Zara meraih tangan syifa untuk mendekatinya, dia ingin mengangkat tubuh anak kecil itu untuk duduk di pangkuannya. Tapi Gentala langsung menepis tangannya, dan beralih meraih tubuh Syifa. Zara merengut, ia kembali tersenyum saat Syifa menatapnya dengan kedipan mata. Ugh, sangat lucu.
“Kamu kok, belum tidur?” tanya Zara pelan sambil memainkan jari milik Syifa.
“Gak mau tidur dia, kalo udah rame begini mah.” Neon menjawab, cowok itu sedang menuangkan wine pada gelas kecil.
“Suka seneng kalo sama tempat yang ramai-ramai, jadi susah buat tidurnya.” Ujar Annes, dan tersenyum manis saat Zara mendongak untuk menatapnya. Zara mengangguk pelan, dia menggoyang-goyangkan jarinya yang sedang di genggam oleh Syifa.
Gentala menatap mata Zara, ia tahu cewek itu sudah mengantuk. Terlihat dari tadi matanya terus mengerjap-ngerjap, Gentala menghela nafas pelan. Melirik jam yang bertengger di tangan kirinya, dan mengangkat tubuh Syifa, menaruhnya di pangkuan Neon.

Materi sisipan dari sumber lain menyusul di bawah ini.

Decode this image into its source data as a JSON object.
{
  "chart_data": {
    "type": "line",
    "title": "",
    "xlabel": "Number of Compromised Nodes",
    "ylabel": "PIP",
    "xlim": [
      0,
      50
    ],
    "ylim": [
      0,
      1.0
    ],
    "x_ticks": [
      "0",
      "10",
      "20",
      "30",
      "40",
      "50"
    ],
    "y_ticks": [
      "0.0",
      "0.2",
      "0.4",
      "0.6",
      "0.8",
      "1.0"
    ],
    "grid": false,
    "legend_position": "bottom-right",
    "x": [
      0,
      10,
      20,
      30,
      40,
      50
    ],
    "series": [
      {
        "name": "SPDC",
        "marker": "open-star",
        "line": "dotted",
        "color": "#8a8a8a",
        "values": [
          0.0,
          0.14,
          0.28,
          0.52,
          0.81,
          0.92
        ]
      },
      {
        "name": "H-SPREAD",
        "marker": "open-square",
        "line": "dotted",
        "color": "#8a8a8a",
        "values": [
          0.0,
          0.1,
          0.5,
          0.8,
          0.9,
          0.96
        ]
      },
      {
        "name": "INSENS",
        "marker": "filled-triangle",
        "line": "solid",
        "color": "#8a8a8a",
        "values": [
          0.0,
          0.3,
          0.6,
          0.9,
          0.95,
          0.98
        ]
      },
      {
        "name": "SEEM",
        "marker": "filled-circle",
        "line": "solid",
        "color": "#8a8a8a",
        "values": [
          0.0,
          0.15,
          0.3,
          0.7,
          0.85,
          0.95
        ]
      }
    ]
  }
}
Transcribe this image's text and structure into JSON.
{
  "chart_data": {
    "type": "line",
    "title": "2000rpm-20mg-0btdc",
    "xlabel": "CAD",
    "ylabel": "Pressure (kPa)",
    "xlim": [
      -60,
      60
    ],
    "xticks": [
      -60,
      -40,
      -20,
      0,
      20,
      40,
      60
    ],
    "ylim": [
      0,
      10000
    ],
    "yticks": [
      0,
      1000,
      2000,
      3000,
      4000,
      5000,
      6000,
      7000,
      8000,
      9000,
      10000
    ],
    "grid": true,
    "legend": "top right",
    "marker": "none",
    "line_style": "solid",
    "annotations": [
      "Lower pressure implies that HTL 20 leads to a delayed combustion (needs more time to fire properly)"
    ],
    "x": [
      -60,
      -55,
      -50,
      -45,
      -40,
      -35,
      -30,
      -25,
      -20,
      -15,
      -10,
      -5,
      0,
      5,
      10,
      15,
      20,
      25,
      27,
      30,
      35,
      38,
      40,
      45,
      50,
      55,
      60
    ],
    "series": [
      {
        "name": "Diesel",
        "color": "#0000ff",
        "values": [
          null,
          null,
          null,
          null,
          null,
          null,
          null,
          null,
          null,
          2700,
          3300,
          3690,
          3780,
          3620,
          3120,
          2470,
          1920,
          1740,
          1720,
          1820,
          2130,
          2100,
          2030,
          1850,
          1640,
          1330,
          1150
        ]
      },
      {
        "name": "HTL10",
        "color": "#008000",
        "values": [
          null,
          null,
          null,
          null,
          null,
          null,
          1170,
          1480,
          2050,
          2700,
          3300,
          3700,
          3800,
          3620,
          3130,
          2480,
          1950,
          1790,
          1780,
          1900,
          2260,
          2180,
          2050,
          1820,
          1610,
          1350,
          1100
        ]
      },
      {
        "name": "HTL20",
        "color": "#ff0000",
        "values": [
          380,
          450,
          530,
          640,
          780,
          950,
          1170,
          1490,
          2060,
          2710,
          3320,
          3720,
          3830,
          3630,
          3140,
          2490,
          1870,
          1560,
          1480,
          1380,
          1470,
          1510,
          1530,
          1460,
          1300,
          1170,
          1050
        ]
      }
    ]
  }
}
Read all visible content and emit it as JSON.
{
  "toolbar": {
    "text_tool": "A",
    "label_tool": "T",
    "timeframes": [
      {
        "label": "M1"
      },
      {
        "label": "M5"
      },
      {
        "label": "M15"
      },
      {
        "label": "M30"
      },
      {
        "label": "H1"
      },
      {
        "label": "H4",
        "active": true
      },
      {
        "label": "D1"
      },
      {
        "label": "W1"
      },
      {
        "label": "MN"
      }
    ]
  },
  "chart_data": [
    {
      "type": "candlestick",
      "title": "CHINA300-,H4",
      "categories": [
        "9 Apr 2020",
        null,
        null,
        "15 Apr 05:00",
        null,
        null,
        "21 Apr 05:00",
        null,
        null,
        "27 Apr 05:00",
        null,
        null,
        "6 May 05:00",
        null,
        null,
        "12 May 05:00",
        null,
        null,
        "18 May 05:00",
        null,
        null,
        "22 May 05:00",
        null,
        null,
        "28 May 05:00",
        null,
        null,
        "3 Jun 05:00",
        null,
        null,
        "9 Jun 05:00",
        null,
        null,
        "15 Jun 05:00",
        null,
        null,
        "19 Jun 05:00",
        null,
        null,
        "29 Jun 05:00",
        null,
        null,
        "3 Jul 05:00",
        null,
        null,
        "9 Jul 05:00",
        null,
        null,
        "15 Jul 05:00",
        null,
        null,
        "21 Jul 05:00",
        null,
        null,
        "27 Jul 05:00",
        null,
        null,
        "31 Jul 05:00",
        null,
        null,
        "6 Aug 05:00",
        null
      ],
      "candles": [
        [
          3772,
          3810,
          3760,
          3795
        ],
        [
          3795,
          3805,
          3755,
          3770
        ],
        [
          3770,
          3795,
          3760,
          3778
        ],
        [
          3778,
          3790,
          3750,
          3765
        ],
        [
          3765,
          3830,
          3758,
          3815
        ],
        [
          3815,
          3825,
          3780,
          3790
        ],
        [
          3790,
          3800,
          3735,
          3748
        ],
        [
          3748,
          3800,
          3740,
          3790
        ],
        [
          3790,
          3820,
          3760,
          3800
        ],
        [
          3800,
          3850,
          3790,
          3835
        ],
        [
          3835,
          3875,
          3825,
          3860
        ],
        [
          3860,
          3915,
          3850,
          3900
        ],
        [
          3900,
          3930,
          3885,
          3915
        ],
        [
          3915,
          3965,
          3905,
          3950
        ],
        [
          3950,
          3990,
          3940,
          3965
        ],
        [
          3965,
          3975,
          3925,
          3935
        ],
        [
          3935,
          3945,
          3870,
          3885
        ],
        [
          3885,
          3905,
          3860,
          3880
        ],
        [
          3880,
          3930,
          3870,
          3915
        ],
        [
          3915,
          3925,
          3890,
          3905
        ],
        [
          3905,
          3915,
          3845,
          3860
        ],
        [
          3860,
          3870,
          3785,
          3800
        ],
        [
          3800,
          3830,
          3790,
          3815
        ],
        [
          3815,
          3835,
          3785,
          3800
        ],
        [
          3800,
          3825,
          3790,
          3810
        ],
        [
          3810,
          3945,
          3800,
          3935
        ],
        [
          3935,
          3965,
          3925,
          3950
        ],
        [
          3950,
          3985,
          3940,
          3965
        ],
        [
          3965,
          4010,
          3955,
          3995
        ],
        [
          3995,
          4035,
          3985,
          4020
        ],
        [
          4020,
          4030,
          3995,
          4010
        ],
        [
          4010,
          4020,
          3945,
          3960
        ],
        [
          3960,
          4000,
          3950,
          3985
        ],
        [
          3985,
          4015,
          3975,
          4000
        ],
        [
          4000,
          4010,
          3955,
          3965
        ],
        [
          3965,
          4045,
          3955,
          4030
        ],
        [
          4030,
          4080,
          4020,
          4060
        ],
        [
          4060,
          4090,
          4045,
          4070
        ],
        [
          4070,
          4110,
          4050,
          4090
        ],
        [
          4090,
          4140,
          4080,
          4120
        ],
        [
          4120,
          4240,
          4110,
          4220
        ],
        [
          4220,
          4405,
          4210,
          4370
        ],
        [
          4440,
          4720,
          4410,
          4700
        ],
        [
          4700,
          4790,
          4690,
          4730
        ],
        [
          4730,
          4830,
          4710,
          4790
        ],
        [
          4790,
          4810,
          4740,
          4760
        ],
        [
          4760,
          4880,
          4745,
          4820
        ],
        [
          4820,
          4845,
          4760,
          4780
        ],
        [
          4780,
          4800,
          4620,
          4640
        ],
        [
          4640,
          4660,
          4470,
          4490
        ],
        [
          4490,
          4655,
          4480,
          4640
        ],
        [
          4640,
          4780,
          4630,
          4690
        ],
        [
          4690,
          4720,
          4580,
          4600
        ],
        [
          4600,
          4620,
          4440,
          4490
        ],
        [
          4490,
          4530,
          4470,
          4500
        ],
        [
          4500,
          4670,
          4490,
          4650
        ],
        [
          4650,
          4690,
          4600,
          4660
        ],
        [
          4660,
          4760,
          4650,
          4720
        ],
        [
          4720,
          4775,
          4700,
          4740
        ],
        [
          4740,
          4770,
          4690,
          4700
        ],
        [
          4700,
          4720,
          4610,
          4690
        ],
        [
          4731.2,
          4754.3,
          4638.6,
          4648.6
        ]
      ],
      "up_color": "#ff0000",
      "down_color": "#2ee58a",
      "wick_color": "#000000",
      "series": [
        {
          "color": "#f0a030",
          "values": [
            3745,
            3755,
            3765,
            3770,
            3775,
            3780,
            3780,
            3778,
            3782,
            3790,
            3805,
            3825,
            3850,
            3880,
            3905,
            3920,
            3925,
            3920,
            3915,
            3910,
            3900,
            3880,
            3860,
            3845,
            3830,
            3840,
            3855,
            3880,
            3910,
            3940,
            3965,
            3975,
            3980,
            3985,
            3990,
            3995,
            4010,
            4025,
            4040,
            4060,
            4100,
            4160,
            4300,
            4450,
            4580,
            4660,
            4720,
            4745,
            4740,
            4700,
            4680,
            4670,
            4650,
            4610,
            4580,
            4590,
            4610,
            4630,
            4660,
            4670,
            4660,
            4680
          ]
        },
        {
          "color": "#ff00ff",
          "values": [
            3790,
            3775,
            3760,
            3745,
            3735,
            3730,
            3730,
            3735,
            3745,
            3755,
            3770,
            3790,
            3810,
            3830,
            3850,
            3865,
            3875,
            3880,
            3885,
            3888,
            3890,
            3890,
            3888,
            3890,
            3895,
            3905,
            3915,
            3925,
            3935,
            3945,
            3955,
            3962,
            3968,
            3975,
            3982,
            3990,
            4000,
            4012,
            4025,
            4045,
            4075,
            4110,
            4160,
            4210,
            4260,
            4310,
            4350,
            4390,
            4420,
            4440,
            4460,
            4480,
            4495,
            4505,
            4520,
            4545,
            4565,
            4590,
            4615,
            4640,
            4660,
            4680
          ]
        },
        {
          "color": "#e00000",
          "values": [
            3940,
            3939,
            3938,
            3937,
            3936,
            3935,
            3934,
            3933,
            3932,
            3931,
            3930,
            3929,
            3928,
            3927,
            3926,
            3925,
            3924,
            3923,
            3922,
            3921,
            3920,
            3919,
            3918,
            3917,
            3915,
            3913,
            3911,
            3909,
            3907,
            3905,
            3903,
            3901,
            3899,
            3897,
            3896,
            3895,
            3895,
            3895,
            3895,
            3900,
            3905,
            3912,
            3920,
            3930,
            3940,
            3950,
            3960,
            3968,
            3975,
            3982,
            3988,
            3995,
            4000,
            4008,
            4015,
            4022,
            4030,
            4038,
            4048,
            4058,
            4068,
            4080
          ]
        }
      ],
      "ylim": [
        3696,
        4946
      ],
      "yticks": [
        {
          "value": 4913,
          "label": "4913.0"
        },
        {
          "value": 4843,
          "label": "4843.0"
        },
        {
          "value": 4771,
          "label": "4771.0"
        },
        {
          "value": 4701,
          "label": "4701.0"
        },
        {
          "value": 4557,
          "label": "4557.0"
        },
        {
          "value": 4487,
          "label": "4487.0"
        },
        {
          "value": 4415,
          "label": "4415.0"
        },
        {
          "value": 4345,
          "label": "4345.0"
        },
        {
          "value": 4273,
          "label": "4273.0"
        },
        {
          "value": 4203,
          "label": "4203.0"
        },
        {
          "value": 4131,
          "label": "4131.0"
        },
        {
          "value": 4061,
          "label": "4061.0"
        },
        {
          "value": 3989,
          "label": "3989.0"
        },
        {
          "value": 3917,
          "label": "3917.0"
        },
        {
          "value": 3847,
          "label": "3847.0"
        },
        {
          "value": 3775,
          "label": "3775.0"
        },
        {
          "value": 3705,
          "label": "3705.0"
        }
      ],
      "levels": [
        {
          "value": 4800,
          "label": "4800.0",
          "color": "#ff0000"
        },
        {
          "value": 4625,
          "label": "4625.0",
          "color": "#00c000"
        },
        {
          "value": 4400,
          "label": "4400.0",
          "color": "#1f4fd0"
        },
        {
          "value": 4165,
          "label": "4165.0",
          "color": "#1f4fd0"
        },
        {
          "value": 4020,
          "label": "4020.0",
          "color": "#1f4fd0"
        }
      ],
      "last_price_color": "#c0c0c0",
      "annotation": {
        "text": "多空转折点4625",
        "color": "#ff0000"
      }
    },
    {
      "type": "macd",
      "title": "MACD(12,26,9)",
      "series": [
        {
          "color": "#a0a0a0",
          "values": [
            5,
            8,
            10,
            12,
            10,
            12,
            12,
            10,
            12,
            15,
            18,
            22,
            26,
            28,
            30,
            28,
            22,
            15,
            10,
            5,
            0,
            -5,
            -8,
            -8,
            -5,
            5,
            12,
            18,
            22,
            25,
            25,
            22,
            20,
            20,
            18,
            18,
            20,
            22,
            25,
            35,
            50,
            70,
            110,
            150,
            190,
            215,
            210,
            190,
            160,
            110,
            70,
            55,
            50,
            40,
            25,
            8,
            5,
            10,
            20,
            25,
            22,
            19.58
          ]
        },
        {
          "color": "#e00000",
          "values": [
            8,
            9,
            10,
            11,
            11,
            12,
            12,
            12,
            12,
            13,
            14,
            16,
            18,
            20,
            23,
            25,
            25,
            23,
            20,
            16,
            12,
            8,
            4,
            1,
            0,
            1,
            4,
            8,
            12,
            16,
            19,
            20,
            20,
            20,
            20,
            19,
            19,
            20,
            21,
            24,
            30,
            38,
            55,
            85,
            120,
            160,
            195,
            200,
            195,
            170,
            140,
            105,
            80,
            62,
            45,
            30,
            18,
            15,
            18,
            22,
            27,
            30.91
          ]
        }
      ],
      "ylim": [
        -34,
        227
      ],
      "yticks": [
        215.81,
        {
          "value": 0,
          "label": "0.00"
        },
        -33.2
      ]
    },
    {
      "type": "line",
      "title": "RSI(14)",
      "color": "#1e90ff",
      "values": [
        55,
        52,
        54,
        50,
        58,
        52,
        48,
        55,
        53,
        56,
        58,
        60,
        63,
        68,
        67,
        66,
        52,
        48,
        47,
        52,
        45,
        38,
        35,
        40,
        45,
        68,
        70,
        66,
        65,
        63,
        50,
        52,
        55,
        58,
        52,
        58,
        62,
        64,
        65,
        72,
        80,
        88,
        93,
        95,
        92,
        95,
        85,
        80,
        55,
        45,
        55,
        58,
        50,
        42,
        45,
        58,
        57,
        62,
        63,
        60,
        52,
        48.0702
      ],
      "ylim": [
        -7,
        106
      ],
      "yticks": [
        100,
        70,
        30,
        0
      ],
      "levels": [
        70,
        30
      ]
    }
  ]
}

“Mau pulang?” tanya Gentala, seraya menyelipkan rambut Zara pada belakang telinga cewek itu.
“H—hah? emangnya enggak—” cewek itu belum menyelesaikan ucapannya, tapi Gentala sudah memotongnya dan menatap Dara.
“Gue pamit, mau pulang duluan.” Ucap Gentala, ia berpamitan pada sepupunya yang lain, saat mendapat anggukan dari Dara. Dan menarik tangan Zara lembut, keluar dari aula hotel. Melangkah ke arah besment dan mendorong Zara pelan masuk ke mobil, lalu mulai melajukannya sampai rumah.